2. Experience asado – the Argentinian barbeque: Asado is essential to the national identities of Argentinians. The simple definition refers to meat cuts (especially beef) laid on a parrilla or grill served with tomato and lettuce salad. But in Argentina, asado is much more than just a meal. It also refers to the gathering of people and the social event associated with eating it. The meal includes various cuts of meat; vegetables such as potatoes, red pepper with egg, onion and sweet potato; provoleta, a melted and seasoned provolone cheese; and offal, among them the choripán, synonymous with happiness. This iconic experience is often enjoyed at home, but also in many restaurants across the country. 

3. Explore the breathtaking vineyards of Mendoza on the ‘wine route’: Home to more than 800 of Mendoza’s 1,200+ wineries, the ‘wine route’ covers the three main regions of Maipú, Luján de Cuyo and the Uco Valley. Wine enthusiasts are encouraged to take at least four or five days to explore this route, allowing stops at some of the destination’s most iconic wineries all framed by the spectacular Andes Mountains and lush green vineyards. Visit between January and March for Fiesta de la Vendimia, Mendoza’s National Grape Harvest Festival, which is the ultimate celebration for wine enthusiasts. Travellers can experience dancing, singing, parades and floats hosted in celebration of the harvest and its people, taking place in various parts of the province and culminating at the Frank Romero Day Greek Theater.

4. Dine at a Bodegón in the vibrant capital: One of the most popular ways of trying traditional Argentine food is in one of the thousands of  bodegónes – otherwise known as canteens – located in the many neighbourhoods of Buenos Aires. The heart of a true bodegón is the traditional dishes in their simplest form without garnishes: the menu includes plentiful homemade classic dishes at affordable prices. Visitors can enjoy family-style dining accompanied by local music and a lively atmosphere.

5. Sample mate – a tradition that is part of Argentina’s national identity: A trip to Argentina is not complete without trying the traditional beverage, mate, typically consumed with water at 80 degrees and without sweeteners. Originating from the guarani people who recognised the yerba mate tree as a gift from the gods, mate has become an integral part of Argentinian life, symbolising friendship and sharing. Travellers can tour the Yerba Mate trail in the provinces of Corrientes and Misiones to learn about the production of mate and visit the historical establishments. In the city of Buenos Aires, the José Hernández Popular Art Museum [Museo de Arte Popular José Hernández] hosts one of the most important mate and criollo silver utensils in the country, and to sample the drink, visit one of Buenos Aires’ “mate bars” found all around the city. 

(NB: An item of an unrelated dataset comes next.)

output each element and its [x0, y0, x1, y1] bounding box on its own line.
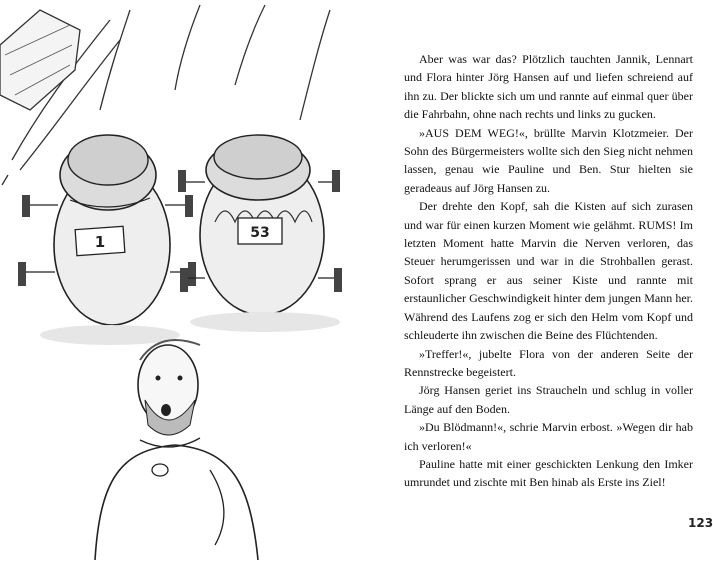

6. Visit Ushuaia, Argentina’s southernmost city, for the freshest King Crab: At the southernmost tip of Argentina, the cold deep sea water of Ushuaia makes it the ideal spot for the King Crab to thrive. A trip to Ushuaia usually involves sailing down the Beagle Channel, the most popular area for fishing this particular crustacean – one that has become the most typical and unmissable food for visitors to the area. The best time to sample the freshest King Crab is from November to January, as fishing is prohibited in the area from 1st March to 30th June in order to avoid overfishing. Many restaurants in the area display the King Crab in fishbowls so visitors can select the one they would like to try. Top tip: choose the most active crab, as this will be the freshest.